If you need to clock kilometres on the same day as lifting weights, here’s how to schedule them to your fitness advantage.
Even if you already know the many benefits of strength training for runners—like more power and protection from injury—figuring out how to schedule weighted sessions into an already full workout schedule can deter many people from picking up weights. Runners often ask questions, like “How many days a week should you strength train?” “Should you be running before or after a workout?” “How can you avoid soreness and fatigue from resistance training so you perform at your best on the road?”
Here’s the good news: Research helps us determine exactly how to schedule both types of training for optimal performance. In fact, researchers have reviewed nearly 100 studies to figure out the best ways to combine weightlifting and running.
The first step in solidifying your schedule is knowing that your run performance can take a nosedive when you don’t smartly pair the two forms of exercise. According to lead author Kenji Doma, Ph.D., your running performance is impaired in between resistance training sessions due to the stress that resistance training places on your muscles—known as delayed onset muscle soreness (DOMS)—which can continue for up to 72 hours. Plus, a hard leg day can take as much as a day or two more to recover from than a high-intensity run.
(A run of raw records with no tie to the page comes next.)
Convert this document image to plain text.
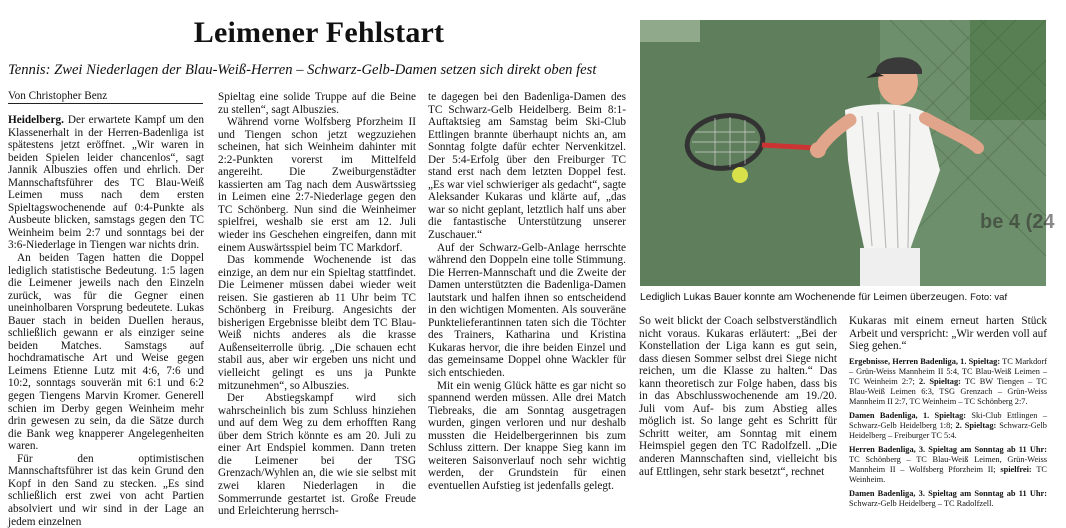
Leimener Fehlstart

Tennis: Zwei Niederlagen der Blau-Weiß-Herren – Schwarz-Gelb-Damen setzen sich direkt oben fest

Von Christopher Benz

Heidelberg. Der erwartete Kampf um den Klassenerhalt in der Herren-Badenliga ist spätestens jetzt eröffnet. „Wir waren in beiden Spielen leider chancenlos“, sagt Jannik Albuszies offen und ehrlich. Der Mannschaftsführer des TC Blau-Weiß Leimen muss nach dem ersten Spieltagswochenende auf 0:4-Punkte als Ausbeute blicken, samstags gegen den TC Weinheim beim 2:7 und sonntags bei der 3:6-Niederlage in Tiengen war nichts drin.

An beiden Tagen hatten die Doppel lediglich statistische Bedeutung. 1:5 lagen die Leimener jeweils nach den Einzeln zurück, was für die Gegner einen uneinholbaren Vorsprung bedeutete. Lukas Bauer stach in beiden Duellen heraus, schließlich gewann er als einziger seine beiden Matches. Samstags auf hochdramatische Art und Weise gegen Leimens Etienne Lutz mit 4:6, 7:6 und 10:2, sonntags souverän mit 6:1 und 6:2 gegen Tiengens Marvin Kromer. Generell schien im Derby gegen Weinheim mehr drin gewesen zu sein, da die Sätze durch die Bank weg knapperer Angelegenheiten waren.

Für den optimistischen Mannschaftsführer ist das kein Grund den Kopf in den Sand zu stecken. „Es sind schließlich erst zwei von acht Partien absolviert und wir sind in der Lage an jedem einzelnen

Spieltag eine solide Truppe auf die Beine zu stellen“, sagt Albuszies.

Während vorne Wolfsberg Pforzheim II und Tiengen schon jetzt wegzuziehen scheinen, hat sich Weinheim dahinter mit 2:2-Punkten vorerst im Mittelfeld angereiht. Die Zweiburgenstädter kassierten am Tag nach dem Auswärtssieg in Leimen eine 2:7-Niederlage gegen den TC Schönberg. Nun sind die Weinheimer spielfrei, weshalb sie erst am 12. Juli wieder ins Geschehen eingreifen, dann mit einem Auswärtsspiel beim TC Markdorf.

Das kommende Wochenende ist das einzige, an dem nur ein Spieltag stattfindet. Die Leimener müssen dabei wieder weit reisen. Sie gastieren ab 11 Uhr beim TC Schönberg in Freiburg. Angesichts der bisherigen Ergebnisse bleibt dem TC Blau-Weiß nichts anderes als die krasse Außenseiterrolle übrig. „Die schauen echt stabil aus, aber wir ergeben uns nicht und vielleicht gelingt es uns ja Punkte mitzunehmen“, so Albuszies.

Der Abstiegskampf wird sich wahrscheinlich bis zum Schluss hinziehen und auf dem Weg zu dem erhofften Rang über dem Strich könnte es am 20. Juli zu einer Art Endspiel kommen. Dann treten die Leimener bei der TSG Grenzach/Wyhlen an, die wie sie selbst mit zwei klaren Niederlagen in die Sommerrunde gestartet ist. Große Freude und Erleichterung herrsch-

te dagegen bei den Badenliga-Damen des TC Schwarz-Gelb Heidelberg. Beim 8:1-Auftaktsieg am Samstag beim Ski-Club Ettlingen brannte überhaupt nichts an, am Sonntag folgte dafür echter Nervenkitzel. Der 5:4-Erfolg über den Freiburger TC stand erst nach dem letzten Doppel fest. „Es war viel schwieriger als gedacht“, sagte Aleksander Kukaras und klärte auf, „das war so nicht geplant, letztlich half uns aber die fantastische Unterstützung unserer Zuschauer.“

Auf der Schwarz-Gelb-Anlage herrschte während den Doppeln eine tolle Stimmung. Die Herren-Mannschaft und die Zweite der Damen unterstützten die Badenliga-Damen lautstark und halfen ihnen so entscheidend in den wichtigen Momenten. Als souveräne Punktelieferantinnen taten sich die Töchter des Trainers, Katharina und Kristina Kukaras hervor, die ihre beiden Einzel und das gemeinsame Doppel ohne Wackler für sich entschieden.

Mit ein wenig Glück hätte es gar nicht so spannend werden müssen. Alle drei Match Tiebreaks, die am Sonntag ausgetragen wurden, gingen verloren und nur deshalb mussten die Heidelbergerinnen bis zum Schluss zittern. Der knappe Sieg kann im weiteren Saisonverlauf noch sehr wichtig werden, der Grundstein für einen eventuellen Aufstieg ist jedenfalls gelegt.

be 4 (24

Lediglich Lukas Bauer konnte am Wochenende für Leimen überzeugen. Foto: vaf

So weit blickt der Coach selbstverständlich nicht voraus. Kukaras erläutert: „Bei der Konstellation der Liga kann es gut sein, dass diesen Sommer selbst drei Siege nicht reichen, um die Klasse zu halten.“ Das kann theoretisch zur Folge haben, dass bis in das Abschlusswochenende am 19./20. Juli vom Auf- bis zum Abstieg alles möglich ist. So lange geht es Schritt für Schritt weiter, am Sonntag mit einem Heimspiel gegen den TC Radolfzell. „Die anderen Mannschaften sind, vielleicht bis auf Ettlingen, sehr stark besetzt“, rechnet

Kukaras mit einem erneut harten Stück Arbeit und verspricht: „Wir werden voll auf Sieg gehen.“

Ergebnisse, Herren Badenliga, 1. Spieltag: TC Markdorf – Grün-Weiss Mannheim II 5:4, TC Blau-Weiß Leimen – TC Weinheim 2:7; 2. Spieltag: TC BW Tiengen – TC Blau-Weiß Leimen 6:3, TSG Grenzach – Grün-Weiss Mannheim II 2:7, TC Weinheim – TC Schönberg 2:7.

Damen Badenliga, 1. Spieltag: Ski-Club Ettlingen – Schwarz-Gelb Heidelberg 1:8; 2. Spieltag: Schwarz-Gelb Heidelberg – Freiburger TC 5:4.

Herren Badenliga, 3. Spieltag am Sonntag ab 11 Uhr: TC Schönberg – TC Blau-Weiß Leimen, Grün-Weiss Mannheim II – Wolfsberg Pforzheim II; spielfrei: TC Weinheim.

Damen Badenliga, 3. Spieltag am Sonntag ab 11 Uhr: Schwarz-Gelb Heidelberg – TC Radolfzell.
“Resistance training-induced stress can hamper the muscle’s ability to contract optimally, which is vital for any type of movement, including running,” he tells Runner’s World. “Therefore, undertaking any form of endurance training during periods of resistance training-induced stress can prevent endurance athletes from reaching their session goals, such as covering a particular distance or maintaining pace.”
However, skipping that leg day workout is not the answer—you just need to find the balance. Here, what to learn from the scientific review that can help you do just that.
Keep in mind, these guidelines are just that—guidelines. How you schedule your running versus strength training will come down to your specific goals. For example, if you’re training for an upcoming race, you probably want your runs to take priority on any given day. If you’re looking to build strength in this off-season, you likely want lifting to take the front seat. No matter what you do, make sure you still get true rest days mixed into your schedule.
1. If you’re running and strength training on the same day and the day before a rest day…
- Run after you lift if you’re doing both on the same day in the off season. (If your race is around the corner, however, run first.)
- If your strength session includes fast concentric contractions (when the muscle shortens—like the “up” motion of a squat) and slow eccentric contractions (when the muscle lengthens—like the “down” motion of a squat), it’s best to wait six hours before going for a run. Your run should be at low-to-moderate intensity.
- If you’re doing strength exercises at a normal tempo, it’s best to wait nine hours before going for a run. Your run should be at low-to-moderate intensity.
- Avoid running at a high intensity if you’re lifting on the same day.
2. If you’re running and strength training on the same day and the day before a run workout…
- Run prior to lifting with at least nine hours of recovery in between your run and your strength workout.
- Avoid high-intensity runs the day after same-day lifting and running—make it low-to-moderate intensity instead.
3. If you need to schedule a high-intensity run in the days following leg day…
- Avoid a high-intensity run the day after a strength workout. Instead, run at a low- or moderate-intensity pace the next day.
- Allow at least 48 hours of recovery after leg day (with fast concentric contractions and slow eccentric moves) before a high-intensity speed run.
- Allow at least 72 hours of recovery after a moderate-to-high intensity lower-body workout or high-volume lower-body workout (with normal-speed concentric and eccentric moves) before a high-intensity speed run.
The bottom line on running before or after a workout
While the optimal amount of time to spread out workout types is different for everyone, the general rule of thumb, according to Doma, is this: The higher your resistance training volume (more reps and sets), the more recovery is needed before higher-intensity runs. But you can opt for lower-intensity runs the day after resistance training. Pairing high-intensity strength and high-intensity runs on back-to-back days is what you want to avoid.
“Overall, it is important for endurance athletes of all levels to monitor how their body recovers following a resistance training session, and figure out what type of running session is most affected during resistance training-induced stress,” he said.